I’m reading so many good books right now. Also a Poet, They Can’t Kill Us Until They Kill Us by Hanif Abdurraqib (so! good! on! audio!), Attachments by Lucas Mann. I’m in a memoir/essay place right now, but I’ve been thinking a lot about essayistic fiction — not necessarily autofiction but fiction that feels like it from the tone, the point of view, the way it might backburner or forego plot in favor of meandering through the narrator’s mind. I’m zeroing in on what I like in a novel, why I loved Eliza Barry Callahan’s The Hearing Test so much, why I love a Sigrid Nunez novel. (What are other novels like these? Let’s make a list.)
This week in writing
We did it! 14 days of 1,000 words a day. 12 of them were easy. On the two that weren’t, my kiddo woke up in the 3am hour and the 4am hour on two consecutive days and when I say “woke up” I don’t mean called out for me and then fell back asleep, I mean wide awake, full of energy, wanted me to do LEGO with him and so those days were harder but we still got it done by nightfall.
This is how the magic happens!
Someone refill that woman’s coffee.
The final tally:
Day 1: 1,053
Day 2: 1,084
Day 3: 1,039
Day 4: 1,129
Day 5: 1,022
Day 6: 1,003
Day 7: 1,273
Day 8: 1,048
Day 9: 1,500
Day 10: 1,055
Day 11: 1,047
Day 12: 1,034
Day 13: 1,314
Day 14: 1,079
TOTAL: 15,680
Over 15,000 words that were in there but needed the perfect combo of structure and challenge and pressure to surface.
What did I write? Mostly I wrote toward four or five topics that I think will become two or three essays. In the first session of Chelsea’s essay class, I shared that I’m trying to figure out how to write an essay that’s about more than one thing. I love braided essays but how are they constructed — work toward a few different essays, find the connections, and then weave them all together? Or decide on your topics and set out to write about them together? Chelsea suggested that for the duration of our six-week class I resist the urge to start a new document when I have a new idea. Instead, she said, I could try writing in one long document, even if the ideas seem disparate. If I want to switch topics, just do a double line break and write about something else.
I’ve been trying this approach and guess what? Turns out the things I am meditating on are more connected than I thought.
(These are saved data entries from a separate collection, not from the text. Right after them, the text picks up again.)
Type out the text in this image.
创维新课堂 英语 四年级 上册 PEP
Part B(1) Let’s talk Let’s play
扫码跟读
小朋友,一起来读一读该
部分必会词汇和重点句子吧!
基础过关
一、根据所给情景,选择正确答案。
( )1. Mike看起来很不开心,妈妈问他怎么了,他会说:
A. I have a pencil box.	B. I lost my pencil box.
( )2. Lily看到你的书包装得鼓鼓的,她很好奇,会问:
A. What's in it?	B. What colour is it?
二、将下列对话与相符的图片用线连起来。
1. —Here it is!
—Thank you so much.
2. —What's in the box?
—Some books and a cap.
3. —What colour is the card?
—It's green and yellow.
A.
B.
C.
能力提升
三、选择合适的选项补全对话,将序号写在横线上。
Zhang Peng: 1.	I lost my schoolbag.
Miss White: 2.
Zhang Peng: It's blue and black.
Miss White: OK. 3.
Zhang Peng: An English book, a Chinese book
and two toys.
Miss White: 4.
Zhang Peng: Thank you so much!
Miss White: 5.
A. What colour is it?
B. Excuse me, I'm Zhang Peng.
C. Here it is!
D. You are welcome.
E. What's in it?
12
I came into the two weeks thinking I would write about birth and postpartum and how Leave came to be, but instead I ended up writing about giving things away on Craigslist and a toxic relationship I had when I was young and being born again as a teenager and my first apartment and all the gyms to which I have ever belonged (this, my friends, could be a book) and my dad. (Happy Father’s Day, Dad! I don’t know if you read this or even know I have a newsletter!)
Right now I’m overwriting, just exploring all these memories and ideas, and later I will revise. Just loving and trusting the process. Feeling grateful for this annual infusion of energy.
Congrats to everyone who participated! Let’s do it again soon. (I’m serious — Jami said there may be a mini 1000 in the fall.)
"On a run is a place you can talk about anything." A real beaut of a line.